Aske snuffled. “He would probably have had the Royal Navy in mind also, Professor. And the battle of Trafalgar.”

“Very correct, Mr Aske.
Always
the Royal Navy … But by then the Royal Navy without Nelson. And the Royal Navy was stretched all the way to the war with America, with the best part of the British Army fighting in Spain, and the rest of it in Canada, fighting the Americans … And 1813 would not have been 1805 in Europe either, Mr Aske: Suchet was planning for an invasion in which the Emperor no longer had to worry about the armies of Austria and Prussia and Russia, as he had had to do in 1805. This would have been his last battle, you must remember, Mr Aske—his very last battle!”

That silenced Aske, as Elizabeth herself could hear the echo of his own words from yesterday:
In 1812 we were losing the war

And that had been before this image of a defeated Russia, with no catastrophic retreat from Moscow.

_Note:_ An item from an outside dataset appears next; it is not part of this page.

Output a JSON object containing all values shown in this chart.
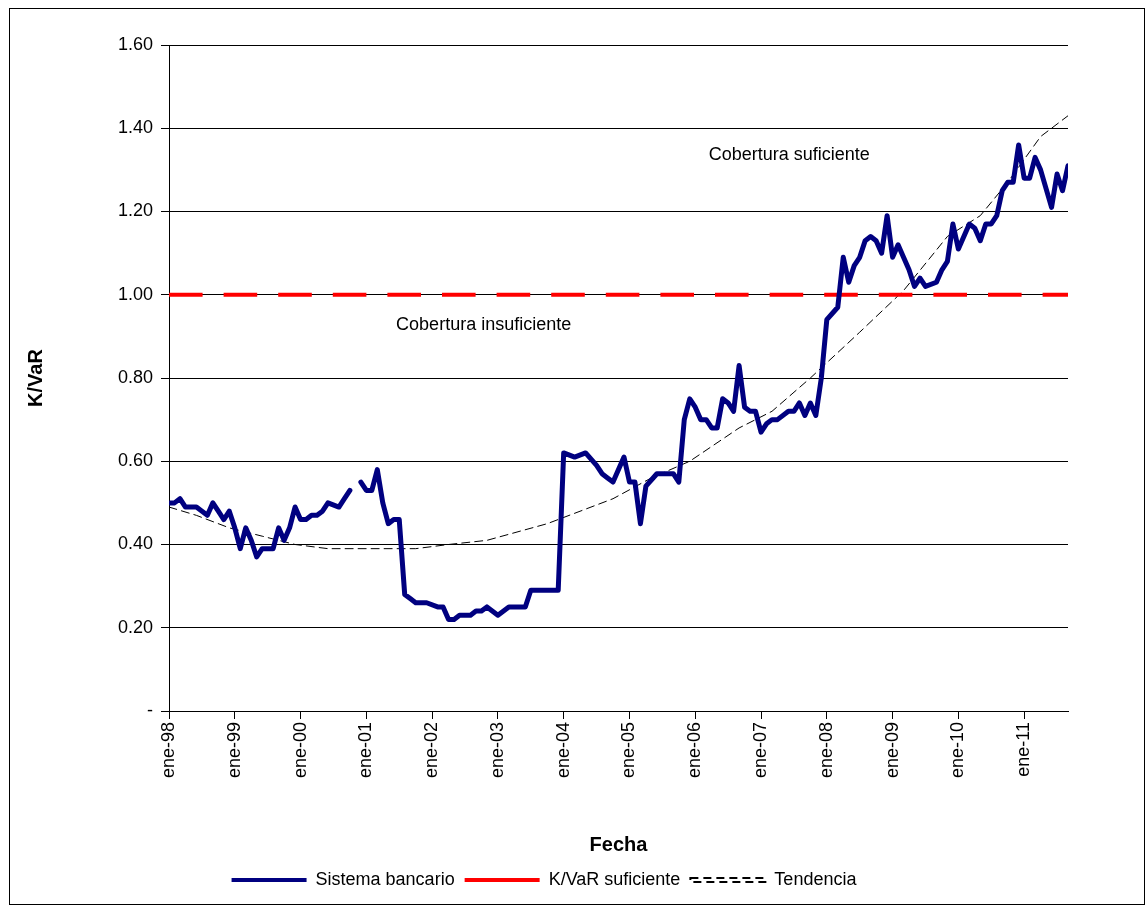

“But you are right to remind us of your navy, Mr Aske—it was your navy which frightened the German generals in 1940, before the Battle of Britain, not the RAF … And the very idea of seizing a defended port, like Portsmouth, in a
coup de main
, with its warships there at anchor—
ridiculous
!” Belperron waved a hand dismissively. “
I
remember the Canadians coming back from Dieppe in 1942, what there was left of them … That made it certain we would not try to seize a port in 1944, but would invade across the open beaches—as the Emperor planned to do in 1805, up the coast from Portsmouth, where you built your equally ridiculous Martello Towers in those days—along the same beaches where William the Norman landed in 1066 … No, Mr Aske, the pattern of prudent invaders down the centuries has always been the same: get as much of your army ashore first on some likely beach—then seek battle with your enemy’s army and invest his strong places. But do not make your assault on those strong places from the sea in the first place—
that
is the lesson of history.” He sat back confidently.

“So what was James Burns’s ‘Portsmouth Plan’, then?” asked Paul. “Because Portsmouth would have been a strong enough place. Apart from whatever garrison there would have been, there’d be the navy itself—the ships at anchor. You’d never have got a ship into Portsmouth harbour, Professor, let alone a man ashore.”

“You are right,” agreed the Professor, “but, you see, there was no need to get a ship into the harbour, Dr Mitchell, and no need to put a man ashore.
Not when they were already there
.” He paused momentarily. “The hulks, Mr Aske—have you forgotten the hulks?”

“Christ!” exclaimed Aske. “
The hulks
!”

“The hulks?” Paul turned to him.

“The prison ships. There was a whole line of them right there in the harbour—jammed with French prisoners!”